Verdades auto-evidentes
Há quase 10 anos que sirvo pequenos almoços, almoços e jantares a crianças em crescimento, neste estabelecimento de restauração que também se chama a minha cozinha.
Durante esse tempo, não me lembro de um dia em que algum dos meus filhos (rapazes) tenham mostrado lembrar-se que os pratos não vão sozinhos para a mesa, a não ser que eu o tornasse evidente, vezes de mais, com um grito ou dois.
Alguns anos mais tarde, a nossa filha Leonor que tem agora 2 anos, começou a entrar nessa mesma cozinha pelo seu próprio pé e vontade, aprendeu a abrir o armário da loica inquebrável, estrategicamente colocada na prateleiras mais baixas, para conveniência dos rapazes (e minha), e sem indicação expressa aprendeu a tirar 3 pratos para pôr na mesa, um para si, dois para os "manos".
Aos 2 anos, pôr a mesa é uma necessidade mais auto-evidente para ela, do que para os seus irmãos mais velhos.
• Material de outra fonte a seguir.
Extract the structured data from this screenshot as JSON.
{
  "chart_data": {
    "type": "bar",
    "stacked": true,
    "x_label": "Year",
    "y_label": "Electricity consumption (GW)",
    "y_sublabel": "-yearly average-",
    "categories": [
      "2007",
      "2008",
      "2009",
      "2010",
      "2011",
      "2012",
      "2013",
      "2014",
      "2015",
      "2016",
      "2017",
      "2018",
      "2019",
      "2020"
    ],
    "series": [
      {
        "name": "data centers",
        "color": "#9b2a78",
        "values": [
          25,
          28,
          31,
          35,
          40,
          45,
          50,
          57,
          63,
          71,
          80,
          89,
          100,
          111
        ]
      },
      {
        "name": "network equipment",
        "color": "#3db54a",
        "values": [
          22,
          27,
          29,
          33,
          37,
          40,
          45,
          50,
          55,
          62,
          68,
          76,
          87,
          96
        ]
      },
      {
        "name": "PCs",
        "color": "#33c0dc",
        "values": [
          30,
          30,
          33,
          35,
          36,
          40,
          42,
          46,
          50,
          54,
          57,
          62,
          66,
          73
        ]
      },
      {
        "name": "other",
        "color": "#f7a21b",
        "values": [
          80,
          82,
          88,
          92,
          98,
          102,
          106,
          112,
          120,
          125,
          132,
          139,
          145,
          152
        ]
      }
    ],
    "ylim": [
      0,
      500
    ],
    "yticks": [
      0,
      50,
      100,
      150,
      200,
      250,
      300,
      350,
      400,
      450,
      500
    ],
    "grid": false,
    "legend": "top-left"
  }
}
Porquê? Talvez por causa dessa verdade, também auto-evidente: OS HOMENS E AS MULHERES NÃO SÃO IGUAIS.
Mas também esta verdade, como outras, não é auto-evidente para todos, e foi a nossa filha Leonor que a tornou auto-evidente para mim. Porque como mulher moderna que sou, que tirou um curso superior no fim do séc. XX e trabalhou no contexto laboral do séc. XXI, não há nada que eu não seja capaz! Mas há muita coisa para a qual não estou disponível. Pôr a mesa é só uma delas.
Mas na nossa sociedade doméstica, pôr a mesa é para a minha filha Leonor, uma promoção social! Uma razão de orgulho, um novíssimo sentido de utilidade pública, uma fonte de realização pessoal. É preciso vê-la com os pratos na mão a destiná-los em cima da mesa... é algo que não a diminui, mas antes a enaltece a ela, e inaltece a tarefa. Apetece fazê-la e fazê-la melhor.
Em nossa casa, este contraste, esta diferença, é o maior motor de mudança. Não a mudança que leva a ser mais iguais, mas uma mudança que leva cada um a ser mais quem é. Acentua-se o contraste, as cores ficam mais vivas.